Moments were all it took for thousands of credit card readers and cash machines in Indonesia – in fact, almost a fifth of the country’s ATMs – to go offline en masse, causing widespread disruption to the country’s banking system. Although recent events may cause this incident to seem like the result of a malicious cyberattack, the outage was due to an entirely different reason.
The problem was an antenna failure on Telkom-1, a communications satellite owned by state-owned telecom company PT Telekomunikasi Indonesia. Although the company is attempting to resolve the issue by transferring Telkom-1’s customers to other satellites, that process is not finished and expected to last another week. If there were any hopes of restoring Telkom-1 to service, they were quickly extinguished when the satellite was found to be spewing debris; the antenna seems to have disintegrated.
Maybe a communications problem in Southeast Asia will seem extremely remote to Americans, but Telkom-1 is not an exception, and its failure highlights a very real concern; it is the fourth satellite in its orbit to have failed this summer alone. AMC-9, a satellite that did serve North America, was one of those; it suffered a still-unexplained malfunction that caused it to similarly break apart.
Yesterday’s satellites are just as vulnerable to old age as any other piece of technology. Death came to Telkom-1 when it was eighteen years old, three years past its original expiry date, although its manufacturers, Lockheed Martin, had reviewed it to last until 2019. AMC-9 was fourteen years old, and the two other aforementioned failures were nineteen and twenty years old.

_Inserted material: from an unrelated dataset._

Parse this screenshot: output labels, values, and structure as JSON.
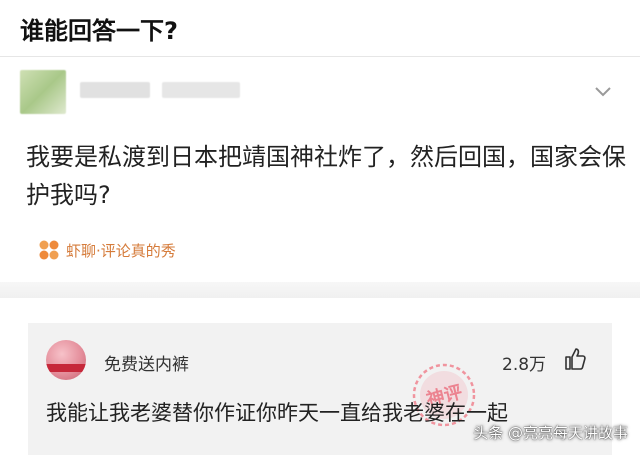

You may wonder why any of this is relevant. Modern life is heavily reliant on the services provided by communications satellites. Although Indonesia has more people than Russia and over three quarters the population of the United States, its space program is small and has only a few satellite launches to its name. Nevertheless, the country is still reliant on communications satellites to the point where a single failure could cause such a far-reaching disruption.

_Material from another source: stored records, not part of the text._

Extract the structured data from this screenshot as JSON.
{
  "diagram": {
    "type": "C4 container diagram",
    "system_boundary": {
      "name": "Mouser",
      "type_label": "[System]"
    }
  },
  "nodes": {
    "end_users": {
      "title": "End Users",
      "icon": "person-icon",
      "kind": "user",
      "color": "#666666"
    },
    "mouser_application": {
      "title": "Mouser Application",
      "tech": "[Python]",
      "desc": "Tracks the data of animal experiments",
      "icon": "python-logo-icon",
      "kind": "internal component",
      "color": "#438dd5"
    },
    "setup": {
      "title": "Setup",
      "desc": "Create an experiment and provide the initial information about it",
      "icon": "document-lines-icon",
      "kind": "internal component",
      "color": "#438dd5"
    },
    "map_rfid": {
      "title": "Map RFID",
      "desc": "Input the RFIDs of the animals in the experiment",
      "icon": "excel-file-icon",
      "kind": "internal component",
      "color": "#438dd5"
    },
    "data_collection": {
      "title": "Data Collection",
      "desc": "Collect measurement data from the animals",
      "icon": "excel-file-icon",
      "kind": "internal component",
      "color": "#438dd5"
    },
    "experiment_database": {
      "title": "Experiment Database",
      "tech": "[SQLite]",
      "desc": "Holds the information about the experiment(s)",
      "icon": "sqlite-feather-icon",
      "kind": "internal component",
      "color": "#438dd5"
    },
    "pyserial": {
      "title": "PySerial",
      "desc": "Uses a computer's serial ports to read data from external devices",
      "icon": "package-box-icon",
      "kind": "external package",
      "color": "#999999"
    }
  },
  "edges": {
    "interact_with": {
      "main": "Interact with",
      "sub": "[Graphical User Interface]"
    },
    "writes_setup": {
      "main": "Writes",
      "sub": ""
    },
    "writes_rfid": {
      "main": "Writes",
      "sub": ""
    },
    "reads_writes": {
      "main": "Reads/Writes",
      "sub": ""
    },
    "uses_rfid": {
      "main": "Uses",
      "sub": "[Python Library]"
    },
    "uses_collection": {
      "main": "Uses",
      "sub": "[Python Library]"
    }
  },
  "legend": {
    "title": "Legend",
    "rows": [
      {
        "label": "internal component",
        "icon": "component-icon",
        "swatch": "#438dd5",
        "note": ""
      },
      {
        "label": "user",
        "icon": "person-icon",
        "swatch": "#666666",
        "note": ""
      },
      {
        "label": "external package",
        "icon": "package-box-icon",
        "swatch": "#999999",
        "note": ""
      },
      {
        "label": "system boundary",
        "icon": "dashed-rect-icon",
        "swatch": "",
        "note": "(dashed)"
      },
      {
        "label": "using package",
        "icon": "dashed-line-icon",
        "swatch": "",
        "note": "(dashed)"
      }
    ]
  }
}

And there is another concern from the debris broken satellites can produce. More satellites are being launched into the same orbit as older satellites that aren’t going anywhere. Earth-orbiting debris can transform into potentially hazardous space junk, striking other orbiting objects, creating more debris, and initiating a devastating chain reaction; this was the plot of the movie “Gravity,” but it is also a very real threat.
If these wonderful pieces of technology are to remain functional, they need the capability to be effectively replaced as soon as they expire; furthermore, proper maintenance must be done to keep space in Earth’s space. Space funding at a proper level is the only certain way for these things to happen.